La piattaforma digitale per il noleggio di auto e minivan si affida all'ecelttico artista di Acquaviva per promuovere e valorizzare il legame con il territorio

346
0
CONDIVIDI

Se vi capita di incrociare lungo la strada un tir pieno di colori e linee nere, non stupitevi. Viaggiare con l’arte ora si può. Quei paesaggi sospesi tra il fiabesco e l’onirico, ricchi di alberi, case, vele, fiori e nuvole, che caratterizzano la nostra Puglia, macinano chilometri portando in giro il logo di MoveU, la piattaforma digitale pensata per il noleggio di auto e minivan con conducente. A dipingere le fiancate del tir è stato Francesco Ferrulli, che annuncia un nuovo progetto: personalizzare con le immagini e i colori della Puglia quattro mezzi Loran Italia “targati Moveau con l’obiettivo di promuovere e valorizzare il legame con il territorio.

Una collaborazione da cui l’artista di Acquaviva, classe ’84, ha potuto trarre beneficio in seguito alla piacevole chiacchierata – come lui stesso la definisce – con Oronzo Angiulli, amministratore unico del Gruppo SOA, del quale MoveU fa parte, che ha voluto rendere i suoi mezzi vere e proprie opere d’arte.

Francesco Ferrulli

Oggi, dopo anni trascorsi in giro per l’Italia, vivo nuovamente in Puglia a Margherita di Savoia, con una splendida moglie e due dolcissime figlie, Violante e Carlotta. Sono loro la più bella pennellata della mia vita”, racconta orgoglioso Francesco Ferrulli. Quell’amore per il luogo natio e per la sua gente, che ha sempre portato con sé anche quando era lontano, gli ha consentito di affrontare momenti difficili e di non mollare mai, coltivando appieno la passione per l’arte, un sentimento che se non condiviso non arreca alcun vantaggio.

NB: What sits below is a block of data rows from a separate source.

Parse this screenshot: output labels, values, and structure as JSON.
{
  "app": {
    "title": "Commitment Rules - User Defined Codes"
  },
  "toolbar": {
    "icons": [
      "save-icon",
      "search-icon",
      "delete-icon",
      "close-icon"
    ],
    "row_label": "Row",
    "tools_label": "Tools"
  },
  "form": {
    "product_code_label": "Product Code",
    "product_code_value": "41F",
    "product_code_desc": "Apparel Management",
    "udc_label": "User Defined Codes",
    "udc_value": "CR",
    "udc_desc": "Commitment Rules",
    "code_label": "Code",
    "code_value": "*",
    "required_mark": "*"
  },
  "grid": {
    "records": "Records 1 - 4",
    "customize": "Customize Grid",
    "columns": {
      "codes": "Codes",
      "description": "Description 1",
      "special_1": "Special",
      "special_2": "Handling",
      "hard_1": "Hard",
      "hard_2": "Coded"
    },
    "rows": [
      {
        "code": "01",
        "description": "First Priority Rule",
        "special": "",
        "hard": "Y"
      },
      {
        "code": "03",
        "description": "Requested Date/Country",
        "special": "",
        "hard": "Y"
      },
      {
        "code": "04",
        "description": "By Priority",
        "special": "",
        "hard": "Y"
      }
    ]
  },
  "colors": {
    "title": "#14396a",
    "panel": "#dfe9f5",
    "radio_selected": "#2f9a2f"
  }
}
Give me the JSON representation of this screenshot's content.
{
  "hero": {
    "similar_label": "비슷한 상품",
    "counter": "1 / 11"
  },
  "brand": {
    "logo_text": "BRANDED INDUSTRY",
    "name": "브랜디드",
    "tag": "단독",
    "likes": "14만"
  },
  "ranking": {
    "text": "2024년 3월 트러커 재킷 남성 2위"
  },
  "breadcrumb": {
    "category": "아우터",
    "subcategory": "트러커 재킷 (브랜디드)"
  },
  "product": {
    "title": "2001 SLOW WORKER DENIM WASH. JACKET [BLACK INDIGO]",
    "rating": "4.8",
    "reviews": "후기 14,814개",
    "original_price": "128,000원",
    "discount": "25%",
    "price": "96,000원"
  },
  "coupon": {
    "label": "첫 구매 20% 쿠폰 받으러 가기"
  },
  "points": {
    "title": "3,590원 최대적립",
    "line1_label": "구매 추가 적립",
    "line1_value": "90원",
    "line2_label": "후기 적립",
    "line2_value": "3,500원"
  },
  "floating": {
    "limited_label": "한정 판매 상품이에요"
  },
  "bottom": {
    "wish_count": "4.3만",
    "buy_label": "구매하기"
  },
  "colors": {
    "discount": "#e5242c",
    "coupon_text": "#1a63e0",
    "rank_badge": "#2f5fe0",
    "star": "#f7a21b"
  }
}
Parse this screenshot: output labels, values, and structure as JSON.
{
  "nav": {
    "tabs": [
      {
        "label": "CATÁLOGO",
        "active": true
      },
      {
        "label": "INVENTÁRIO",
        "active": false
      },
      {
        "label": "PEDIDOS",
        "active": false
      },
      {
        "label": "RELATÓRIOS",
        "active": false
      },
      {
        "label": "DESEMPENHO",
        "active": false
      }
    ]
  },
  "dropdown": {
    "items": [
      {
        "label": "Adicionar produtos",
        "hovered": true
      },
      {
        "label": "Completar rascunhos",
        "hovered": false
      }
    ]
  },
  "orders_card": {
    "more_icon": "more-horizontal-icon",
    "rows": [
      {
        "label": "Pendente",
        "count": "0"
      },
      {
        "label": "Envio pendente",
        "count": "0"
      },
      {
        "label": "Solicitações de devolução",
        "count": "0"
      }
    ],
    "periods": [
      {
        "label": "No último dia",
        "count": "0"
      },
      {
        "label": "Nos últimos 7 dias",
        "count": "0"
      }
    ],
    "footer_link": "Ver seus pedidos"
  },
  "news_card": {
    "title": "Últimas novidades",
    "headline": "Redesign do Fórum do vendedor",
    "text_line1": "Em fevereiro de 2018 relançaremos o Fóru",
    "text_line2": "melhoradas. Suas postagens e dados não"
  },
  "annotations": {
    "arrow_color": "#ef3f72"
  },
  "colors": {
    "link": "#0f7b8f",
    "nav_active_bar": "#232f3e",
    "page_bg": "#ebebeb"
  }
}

Aveva promesso alla sua terra di tornare e lo ha fatto nel migliore dei modi, cimentandosi nella riproduzione di paesaggi familiari che balzano agli occhi per le vivaci e calde tonalità estive, delimitate da morbide linee nere. Lo stile fresco e originale, passato sotto il nome di contornismo metafisico, testimonia la sua forza sperimentativa, attraverso la quale Francesco si diletta in varie tecniche pittoriche, nonché il suo strabiliante estro artistico affiorato fin da tenera età, quando si divertiva a pasticciare fogli, muri, lenzuola o qualsiasi cosa si potesse personalizzare. Un talento cangiante che si è sedimentato nel corso del tempo assumendo molteplici sfumature, proprio come la sua prima tela imbrattata di mille colori in pochissimi minuti.

Sono queste le motivazioni che lo spingono ad ammirare i creativi, i rivoluzionari, i “folli”, coloro che sono stati capaci di affermare le proprie idee senza paura, in barba al pensiero contemporaneo o alla critica del momento. Van Gogh, Picasso, Dalì, De Chirico, Magritte e Keith Haring rientrano in quell’olimpo degli artisti a cui Francesco guarda con infinita devozione e che reinterpreta con gli occhi di un bambino. Ed è con animo sognante che nelle sue opere vagheggia le peculiarità della nostra terra: trulli, ulivi, muretti a secco, fichi d’India e papaveri ricompongono quell’idillio murgiano dagli inebrianti profumi e dalle vedute mozzafiato.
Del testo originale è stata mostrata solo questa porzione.